The need for diversity in big data and computational social science
The question of enhancing diversity in big data and computational social science is fundamentally important. I think the importance of diversity in computational areas is often ignored and, as scholars, this is at our peril.
First of all, we often have biases in how we interpret data. Specifically, bias due to particular subject positions (e.g. a researcher’s position coming from a dominant group). This often marginalizes minority voices in big data projects or just ‘others’ them.
Second, how data is analyzed, even if it is aggregated or difficult to discern identities, can be biased by subject positions. For example, we treat social media data as able to tell stories, but researchers often are not looking for diverse stories or diverse research questions. So, diverse stories need to actively be looked for.
Third, we have a general lack of diversity in terms of the types of data sets we generally collect and APIs do not easily facilitate efforts to showcase underrepresented groups. In social media, data collected is often based around a particular hashtag or categories, which may not represent racial/ethnic or other diversity well.
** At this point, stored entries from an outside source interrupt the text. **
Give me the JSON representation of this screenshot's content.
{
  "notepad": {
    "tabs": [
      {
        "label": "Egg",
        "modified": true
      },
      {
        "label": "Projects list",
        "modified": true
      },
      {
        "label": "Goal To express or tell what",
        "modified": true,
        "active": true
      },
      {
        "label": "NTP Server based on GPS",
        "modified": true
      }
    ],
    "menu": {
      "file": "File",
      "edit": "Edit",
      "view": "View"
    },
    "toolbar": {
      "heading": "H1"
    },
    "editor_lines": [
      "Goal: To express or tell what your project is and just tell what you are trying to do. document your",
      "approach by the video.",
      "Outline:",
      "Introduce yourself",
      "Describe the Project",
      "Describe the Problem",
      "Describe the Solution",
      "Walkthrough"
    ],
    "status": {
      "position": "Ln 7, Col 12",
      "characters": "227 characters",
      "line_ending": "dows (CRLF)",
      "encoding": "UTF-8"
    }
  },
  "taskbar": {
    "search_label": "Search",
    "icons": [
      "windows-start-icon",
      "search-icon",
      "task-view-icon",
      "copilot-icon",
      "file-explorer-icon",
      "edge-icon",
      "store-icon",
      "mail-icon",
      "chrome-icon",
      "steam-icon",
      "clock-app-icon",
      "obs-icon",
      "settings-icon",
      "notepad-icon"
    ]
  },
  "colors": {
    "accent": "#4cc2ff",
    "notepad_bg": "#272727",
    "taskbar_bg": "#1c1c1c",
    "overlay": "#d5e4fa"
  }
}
Again, racial/ethnic, gender, socioeconomic and other diversity needs to be actively worked on.
Ultimately, it is important to understand that there is a lack of diversity in these areas and it is also critical for students and faculty from diverse areas to have literacy in big data and computational research methods.
As recent government hearings in the US and Europe around data privacy have underscored, there are deep consequences to the types of data being circulated. Moreover, the decisions that algorithms make tend to be based on what privileged people (e.g. the software developers designing the algorithms) see the world as. This often is to the detriment of diverse views (which are often seen as threatening).